- Directed by: John Baxter
- Written by: Reginald Pound
- Produced by: Ivar Campbell
- Starring: Stewart Rome; Rosalinde Fuller; Allan Jeayes; Hay Petrie;
- Cinematography: George Stretton
- Edited by: David Lean
- Music by: Colin Wark
- Production company: Sound City
- Distributed by: Metro-Goldwyn-Mayer
- Release date: December 1933;
- Running time: 68 minutes
- Country: United Kingdom
- Language: English

= Song of the Plough =

1933 film directed by John Baxter

Song of the Plough, later re-released with the alternative title Country Fair, is a 1933 British drama film directed by John Baxter and starring Stewart Rome, Rosalinde Fuller and Allan Jeayes. The screenplay concerns an English farmer who is saved from financial ruin when his dog wins at a sheepdog trials.

==Cast==
- Stewart Rome as Farmer Freeland
- Rosalinde Fuller as Miss Freeland
- Allan Jeayes as Joe Saxby
- Hay Petrie as farmhand
- Kenneth Kove as Archie
- Jack Livesey as squire's son
- Edgar Driver as barber
- James Harcourt as doctor
- Freddie Watts as bandsman
- Albert Richardson as singer

==Production==
The film was a quota quickie made for distribution by the American company MGM. It was filmed at Shepperton Studios with location shooting on a farm in Sussex.

==Reception==
The Daily Film Renter wrote: "Narrative is slender and so contrived as to stress unjustness of tithe system and potentialities of the land in national prosperity. Rather overlong tap-room vocalism holds up plot, but is productive of amusing moments."

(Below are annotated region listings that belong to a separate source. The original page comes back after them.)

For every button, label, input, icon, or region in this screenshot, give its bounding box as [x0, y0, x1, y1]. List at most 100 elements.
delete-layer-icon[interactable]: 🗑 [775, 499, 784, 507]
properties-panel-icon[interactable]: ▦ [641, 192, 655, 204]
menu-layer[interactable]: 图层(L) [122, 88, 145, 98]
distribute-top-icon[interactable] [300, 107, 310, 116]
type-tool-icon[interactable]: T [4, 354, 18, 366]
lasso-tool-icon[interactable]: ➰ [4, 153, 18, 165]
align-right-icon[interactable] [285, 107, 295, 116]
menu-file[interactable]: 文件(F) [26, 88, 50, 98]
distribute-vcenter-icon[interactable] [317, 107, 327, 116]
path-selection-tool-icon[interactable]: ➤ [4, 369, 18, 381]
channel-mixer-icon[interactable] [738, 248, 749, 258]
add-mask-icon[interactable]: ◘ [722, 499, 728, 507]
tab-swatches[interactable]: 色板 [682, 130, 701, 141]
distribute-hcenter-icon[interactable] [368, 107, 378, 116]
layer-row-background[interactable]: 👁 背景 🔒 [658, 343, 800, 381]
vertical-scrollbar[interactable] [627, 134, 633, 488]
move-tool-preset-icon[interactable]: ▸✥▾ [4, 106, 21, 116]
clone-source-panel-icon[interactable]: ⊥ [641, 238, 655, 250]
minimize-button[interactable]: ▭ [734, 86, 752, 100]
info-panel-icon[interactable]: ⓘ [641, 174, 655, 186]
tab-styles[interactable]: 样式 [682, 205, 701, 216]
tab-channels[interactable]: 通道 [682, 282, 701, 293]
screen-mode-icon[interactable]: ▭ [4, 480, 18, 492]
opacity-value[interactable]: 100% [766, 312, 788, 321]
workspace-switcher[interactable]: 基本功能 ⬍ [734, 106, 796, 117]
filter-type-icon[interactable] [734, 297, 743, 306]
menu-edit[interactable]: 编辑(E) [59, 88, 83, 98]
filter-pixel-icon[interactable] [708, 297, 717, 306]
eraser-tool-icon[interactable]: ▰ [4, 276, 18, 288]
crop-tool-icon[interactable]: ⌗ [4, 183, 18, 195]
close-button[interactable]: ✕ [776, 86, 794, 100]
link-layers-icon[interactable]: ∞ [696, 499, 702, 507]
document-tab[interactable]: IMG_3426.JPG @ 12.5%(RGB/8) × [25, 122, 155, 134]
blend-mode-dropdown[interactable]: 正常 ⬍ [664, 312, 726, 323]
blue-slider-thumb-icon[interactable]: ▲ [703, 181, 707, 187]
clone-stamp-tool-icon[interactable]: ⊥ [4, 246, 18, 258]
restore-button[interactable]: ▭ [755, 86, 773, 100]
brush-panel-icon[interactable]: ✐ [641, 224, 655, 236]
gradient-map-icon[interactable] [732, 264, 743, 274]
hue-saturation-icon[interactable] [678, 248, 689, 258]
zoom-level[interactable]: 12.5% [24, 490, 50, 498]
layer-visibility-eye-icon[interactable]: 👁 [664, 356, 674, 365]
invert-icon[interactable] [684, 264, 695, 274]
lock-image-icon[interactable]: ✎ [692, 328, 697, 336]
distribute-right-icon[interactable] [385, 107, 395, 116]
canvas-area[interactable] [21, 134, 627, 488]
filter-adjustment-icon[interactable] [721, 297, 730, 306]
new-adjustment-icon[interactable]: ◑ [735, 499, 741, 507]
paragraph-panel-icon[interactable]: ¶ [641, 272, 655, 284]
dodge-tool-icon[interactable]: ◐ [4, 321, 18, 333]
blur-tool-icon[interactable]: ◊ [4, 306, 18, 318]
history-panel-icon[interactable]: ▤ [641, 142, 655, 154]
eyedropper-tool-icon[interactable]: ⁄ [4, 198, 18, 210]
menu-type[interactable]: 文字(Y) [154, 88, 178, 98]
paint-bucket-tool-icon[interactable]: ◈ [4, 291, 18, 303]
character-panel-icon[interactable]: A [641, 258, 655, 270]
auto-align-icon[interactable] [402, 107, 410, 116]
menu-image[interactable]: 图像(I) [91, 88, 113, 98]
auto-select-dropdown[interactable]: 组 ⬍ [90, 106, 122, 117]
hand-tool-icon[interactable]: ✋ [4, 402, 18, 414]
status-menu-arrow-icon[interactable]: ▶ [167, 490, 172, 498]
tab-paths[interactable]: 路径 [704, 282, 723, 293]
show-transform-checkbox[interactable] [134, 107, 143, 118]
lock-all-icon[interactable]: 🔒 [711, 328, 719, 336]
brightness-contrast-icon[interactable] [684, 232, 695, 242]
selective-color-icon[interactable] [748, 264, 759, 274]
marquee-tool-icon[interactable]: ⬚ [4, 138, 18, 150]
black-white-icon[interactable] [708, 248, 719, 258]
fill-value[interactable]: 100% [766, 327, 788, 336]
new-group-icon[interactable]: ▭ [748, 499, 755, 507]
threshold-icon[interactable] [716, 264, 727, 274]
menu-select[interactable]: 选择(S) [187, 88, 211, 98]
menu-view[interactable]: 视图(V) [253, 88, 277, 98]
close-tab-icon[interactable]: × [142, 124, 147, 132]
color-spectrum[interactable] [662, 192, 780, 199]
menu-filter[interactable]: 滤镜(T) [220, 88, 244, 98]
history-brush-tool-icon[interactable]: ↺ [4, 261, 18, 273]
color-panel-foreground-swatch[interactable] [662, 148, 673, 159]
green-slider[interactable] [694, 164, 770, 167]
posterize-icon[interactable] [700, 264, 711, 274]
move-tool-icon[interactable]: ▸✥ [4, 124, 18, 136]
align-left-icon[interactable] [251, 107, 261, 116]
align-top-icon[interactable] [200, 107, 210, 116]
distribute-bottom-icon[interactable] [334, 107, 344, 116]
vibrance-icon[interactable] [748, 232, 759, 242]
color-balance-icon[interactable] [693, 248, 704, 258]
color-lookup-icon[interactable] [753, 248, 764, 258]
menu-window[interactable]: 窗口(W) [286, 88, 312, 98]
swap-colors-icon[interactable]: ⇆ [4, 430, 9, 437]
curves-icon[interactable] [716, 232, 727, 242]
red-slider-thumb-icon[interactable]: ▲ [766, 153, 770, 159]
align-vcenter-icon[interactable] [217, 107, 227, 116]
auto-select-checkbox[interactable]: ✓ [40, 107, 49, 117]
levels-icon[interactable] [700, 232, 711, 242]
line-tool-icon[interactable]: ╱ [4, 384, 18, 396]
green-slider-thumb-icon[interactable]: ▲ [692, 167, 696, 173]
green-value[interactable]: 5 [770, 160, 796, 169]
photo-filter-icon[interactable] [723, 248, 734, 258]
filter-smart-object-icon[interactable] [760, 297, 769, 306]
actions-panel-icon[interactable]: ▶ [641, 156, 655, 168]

Picture Show wrote: "The superb pastoral beauty of England is shown with such artistry in this film, that it is a pity the story is so weak, for it merely shows us a farmer saved from ruin by winning the local sheepdog trials. Delightful glimpses of village life and characters. It is worth seeing for its beauty alone."

The film received a poor review from The Observer critic C. A. Lejeune, but she was forced to withdraw this following numerous letters in support of the film. The film proved unexpectedly popular when it was released.